La fábrica de chocolates
Para costearse los estudios, daba clases particulares y entre sus discípulos se contaba un nieto de Matías López, uno de los más populares empresarios de Madrid que levantó una gran industria chocolatera. En esta fábrica entró como auxiliar Zurano y a los pocos años ya era gerente. Su ascensión social en la vida madrileña ya no tuvo tregua: fue nombrado presidente del Círculo Mercantil, secretario de la Cámara de Comercio y de la Sociedad Económica Matritense.
Empezó a dar conferencias por toda España, que se llenaban de un público ahíto de escuchar las reflexiones del antiguo pastor, sobre economía, transportes, comercio (fue el primero en bosquejar una red nacional de autopistas, fue comisionado para firmar el primer tratado de libre comercio con Francia) y fue propuesto como diputado, cargo que rechazó. Después le llegó el nombramiento como Caballero de la Orden de Alfonso XII, él, que años atrás lo único que había hecho era guardar ovejas. Le premiaron por su campaña de difusión de la cultura al idear que los envoltorio del chocolate llevaran impresas crónicas de la historia de España.
La escuela de Benzal
No se olvidó de su tierra y durante 18 años costeó una escuela en su pueblo natal y ayudó a restaurar iglesias y caminos rurales. En 1928 fue nombrado Hijo Adoptivo de Pulpí, en presencia de los arqueólogos y amigos suyos Luis Siret y Juan Cuadrado Ruiz.

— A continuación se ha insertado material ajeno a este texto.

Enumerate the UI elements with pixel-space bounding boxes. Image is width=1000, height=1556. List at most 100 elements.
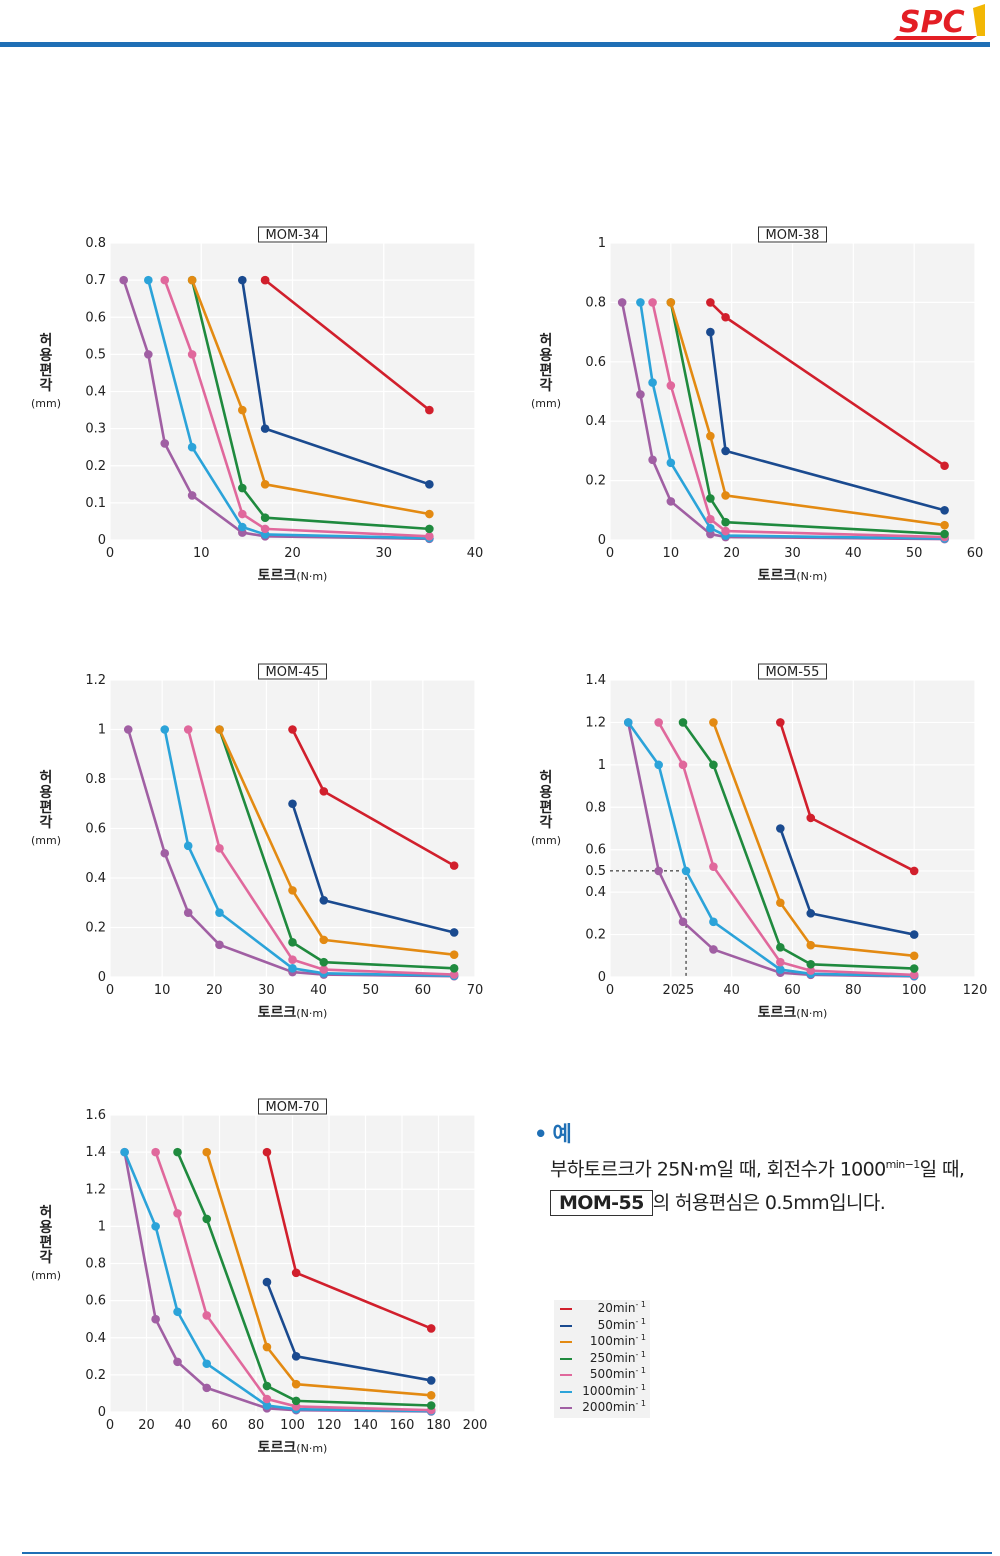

Pasó sus últimos días en Torrepacheco (Murcia), tierra de su mujer, hasta que falleció en 1943, con 85 años y sin hijos. Dejó escritos 19 libros sobre leyes, filosofía, agricultura, en los que siempre reflejó el valor del campo sobre la ciudad, la obsesión por la cultura y donde ponderó la voluntad como el más firme aliado en la vida.
Traslado de sus restos
En 1977, el pueblo de Pulpí consiguió permiso para trasladar a un panteón sufragado por los vecinos los restos de su paisano más preclaro: aquel Emilio Zurano, aquel pulpileño, nuestro Miguel Hernández particular, que desafió a la suerte queriendo ser algo más que un pastor de ovejas.